Esportes Contra preconceito, Uefa se une a clubes ingleses em boicote contra redes sociais

Contra preconceito, Uefa se une a clubes ingleses em boicote contra redes sociais

A Uefa anunciou nesta quinta-feira que também vai aderir ao boicote contra as redes sociais para protestar contra a discriminação nas diferentes plataformas online. A iniciativa foi criada pelos clubes ingleses e ganhou o apoio de diversas entidades ligadas ao futebol e também a outras modalidades no país europeu.

O boicote é uma pressão direta sobre as principais empresas de redes sociais do mundo, como Twitter, Instagram e Facebook, para cobrar medidas e ações delas contra demonstrações de preconceito em suas plataformas, principalmente racismo. Nos últimos meses, jogadores de futebol se tornaram alvo constante de manifestações racistas por parte de torcedores em seus perfis nas redes.

"Já estamos fartos destes covardes, que se escondem por trás do anonimato para vomitar suas ideologias nocivas", declarou o presidente da Uefa, Aleksander Ceferin, nesta quinta-feira, em discurso direcionado às 55 federações que compõem a entidade europeia. Ele pediu que as pessoas façam denúncias formais contra "mensagens e tuítes inaceitáveis".
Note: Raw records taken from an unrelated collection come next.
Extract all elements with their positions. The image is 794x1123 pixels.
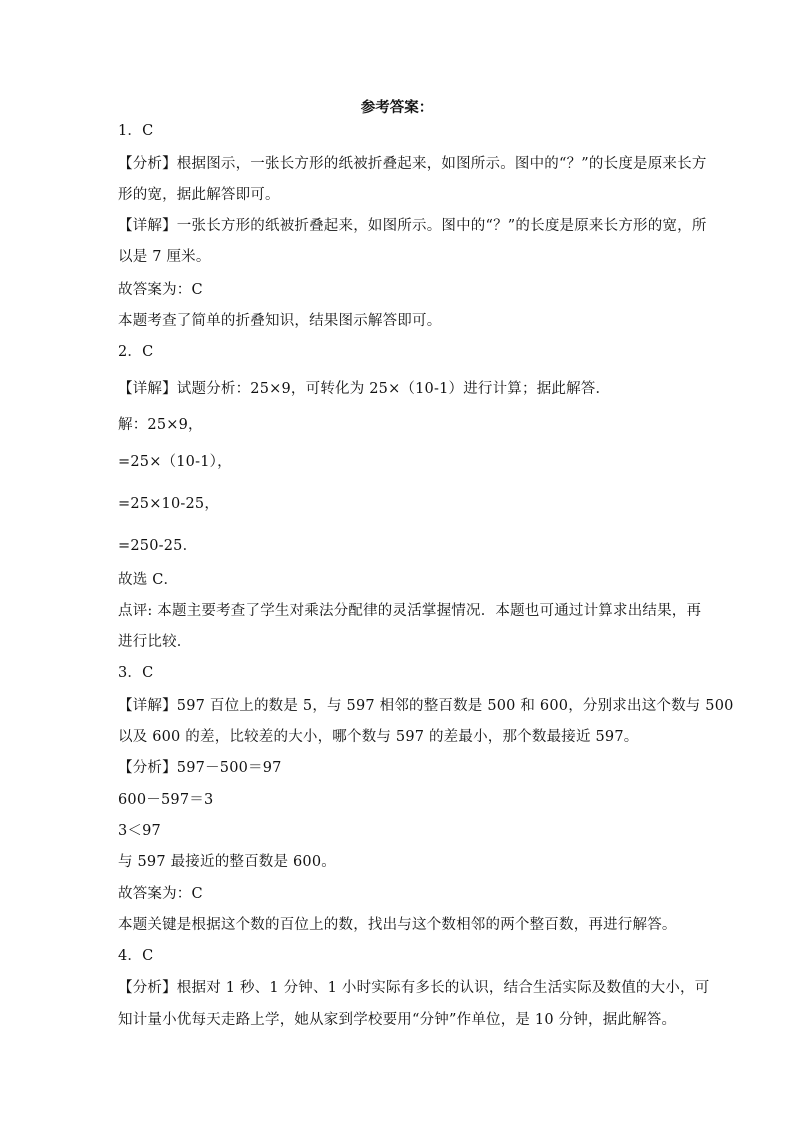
analysis-1-line-1: 【分析】根据图示，一张长方形的纸被折叠起来，如图所示。图中的“？”的长度是原来长方 [118, 156, 707, 172]
detail-1-line-2: 以是 7 厘米。 [118, 249, 211, 265]
answer-number-2: 2．C [118, 344, 154, 360]
answer-2-conclusion: 故选 C． [118, 572, 179, 588]
analysis-3-step-1: 【分析】597－500＝97 [118, 760, 282, 776]
answer-3-conclusion: 故答案为：C [118, 886, 203, 902]
detail-3-line-2: 以及 600 的差，比较差的大小，哪个数与 597 的差最小，那个数最接近 597。 [118, 729, 639, 745]
analysis-3-step-3: 3＜97 [118, 823, 161, 839]
answer-number-3: 3．C [118, 665, 154, 681]
analysis-3-step-4: 与 597 最接近的整百数是 600。 [118, 854, 336, 870]
analysis-3-step-2: 600－597＝3 [118, 792, 214, 808]
detail-2: 【详解】试题分析：25×9，可转化为 25×（10-1）进行计算；据此解答． [118, 381, 611, 397]
analysis-4-line-2: 知计量小优每天走路上学，她从家到学校要用“分钟”作单位，是 10 分钟，据此解答。 [118, 1012, 677, 1028]
page-title: 参考答案： [360, 99, 434, 116]
solution-2-step-2: =25×（10-1）， [118, 454, 232, 470]
comment-2-line-2: 进行比较． [118, 634, 192, 650]
solution-2-step-4: =250-25． [118, 538, 198, 554]
comment-3: 本题关键是根据这个数的百位上的数，找出与这个数相邻的两个整百数，再进行解答。 [118, 917, 677, 933]
answer-number-4: 4．C [118, 948, 154, 964]
solution-2-step-1: 解：25×9， [118, 417, 203, 433]
solution-2-step-3: =25×10-25， [118, 496, 220, 512]
answer-number-1: 1．C [118, 123, 154, 139]
detail-3-line-1: 【详解】597 百位上的数是 5，与 597 相邻的整百数是 500 和 600，分别求出这个数与 500 [118, 698, 734, 714]
analysis-1-line-2: 形的宽，据此解答即可。 [118, 187, 280, 203]
comment-2-line-1: 点评: 本题主要考查了学生对乘法分配律的灵活掌握情况．本题也可通过计算求出结果，再 [118, 603, 702, 619]
comment-1: 本题考查了简单的折叠知识，结果图示解答即可。 [118, 313, 442, 329]
analysis-4-line-1: 【分析】根据对 1 秒、1 分钟、1 小时实际有多长的认识，结合生活实际及数值的大小，可 [118, 980, 710, 996]
detail-1-line-1: 【详解】一张长方形的纸被折叠起来，如图所示。图中的“？”的长度是原来长方形的宽，所 [118, 218, 707, 234]
answer-1-conclusion: 故答案为：C [118, 282, 203, 298]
Jogadores e clubes reclamam constantemente que a direção das redes sociais não vêm fazendo sua parte no combate à discriminação, por permitirem manifestações escancaradas de racismo, machismo e homofobia em suas páginas.

Com o boicote, clubes e entidades não vão publicar ou fazer interações nas redes sociais entre sexta-feira e segunda-feira, dia 3 de maio. "O futebol inglês vai se unir em um boicote às mídias sociais entre sexta-feira, 30 de abril, até segunda-feira, 3 de maio, em resposta ao crescente e permanente abuso discriminatório recebido online por jogadores e muitos outros conectados ao jogo", anunciou a Associação de Futebol da Inglaterra (FA, na sigla em inglês), anteriormente.

Assim como a FA, a Premier League (primeira divisão) e as ligas que organizam outras divisões do futebol inglês masculino e feminino; a organização de árbitros; o sindicato do país; e até entidades ligadas ao tênis, críquete e rúgbi também vão aderir ao boicote.